Time passed away. 1971 is the year of independence – independence of Bangladesh from Pakistan - after a war against the Pakistani occupational forces from March 26 (Independence Day of Bangladesh) to December 16 (Victory Day of Bangladesh). I will never forget the horror of these days – the days of the war for freedom, the war for independence. It was a war against occupation - war against suppression. It was a war to have the freedom to practice Bangali culture and traditions, to talk in my own mother language, Bangla. It was a war for democracy and human right. It was a war for freedom of speech. The war is still there - we are far away from achieving the goal - just the warfield is different and the form of the war is different. I am an oppurtunist who left Bangladesh without helping her, my motherland - thinking of my own happiness only. But I will request those "Muktijoddhas" (freedom fighters) who fought for the independence of Bangladesh, please invite the new generation in this war, and I am sure we will win someday.

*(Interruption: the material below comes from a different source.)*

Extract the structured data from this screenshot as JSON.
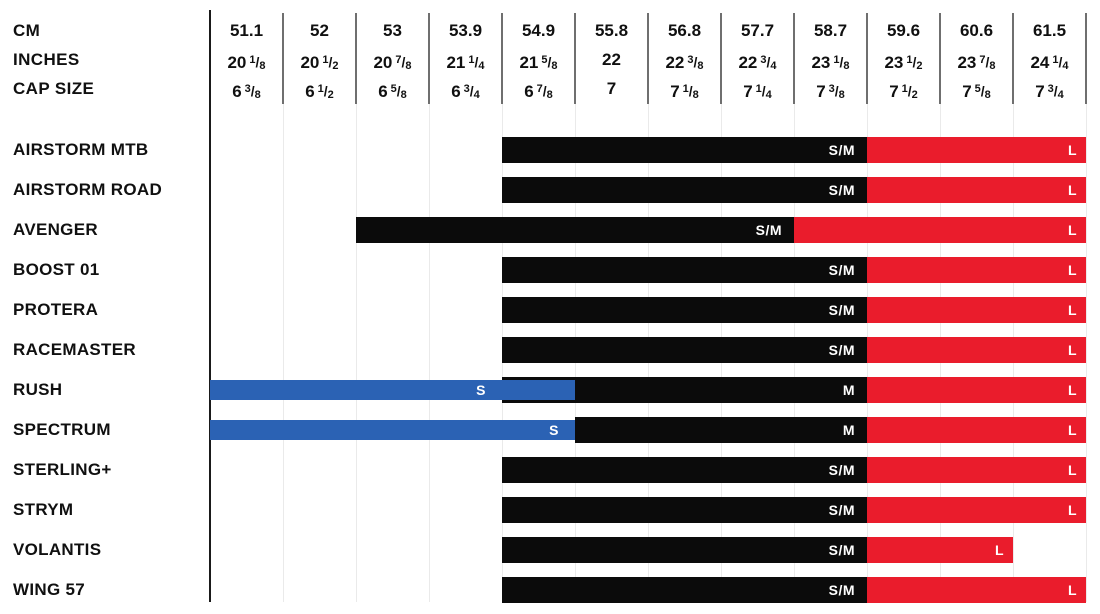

I finished my last school examination in 1972 (the exam was supposed to be in 1971, but postponed due to the war) and moved to Dhaka for attending Dhaka College . There starts another time in my life – a time full of struggle.

The life of Dhaka College from 1973 to 1974 was not really a nice one. It was full of struggle – struggle for accepting the new reality.  I spent lots of time in unproductive activities (not unlawful activities). I was in the end of the teens, trying to become a man. I was trying for the freedom of life which was not achievable. I was revolting against my fate, but without any result. Anyway, these two years just passed in a total unrest, and at least I survived. May be it is only because I am a survivor. I don’t have many (good) memories from that particular time which I can share with you. So I will just jump over to the new life at the Jahangirnagar University – the new time which starts from January 13 1975. And that is where it starts “Another Time Another Place” in my life.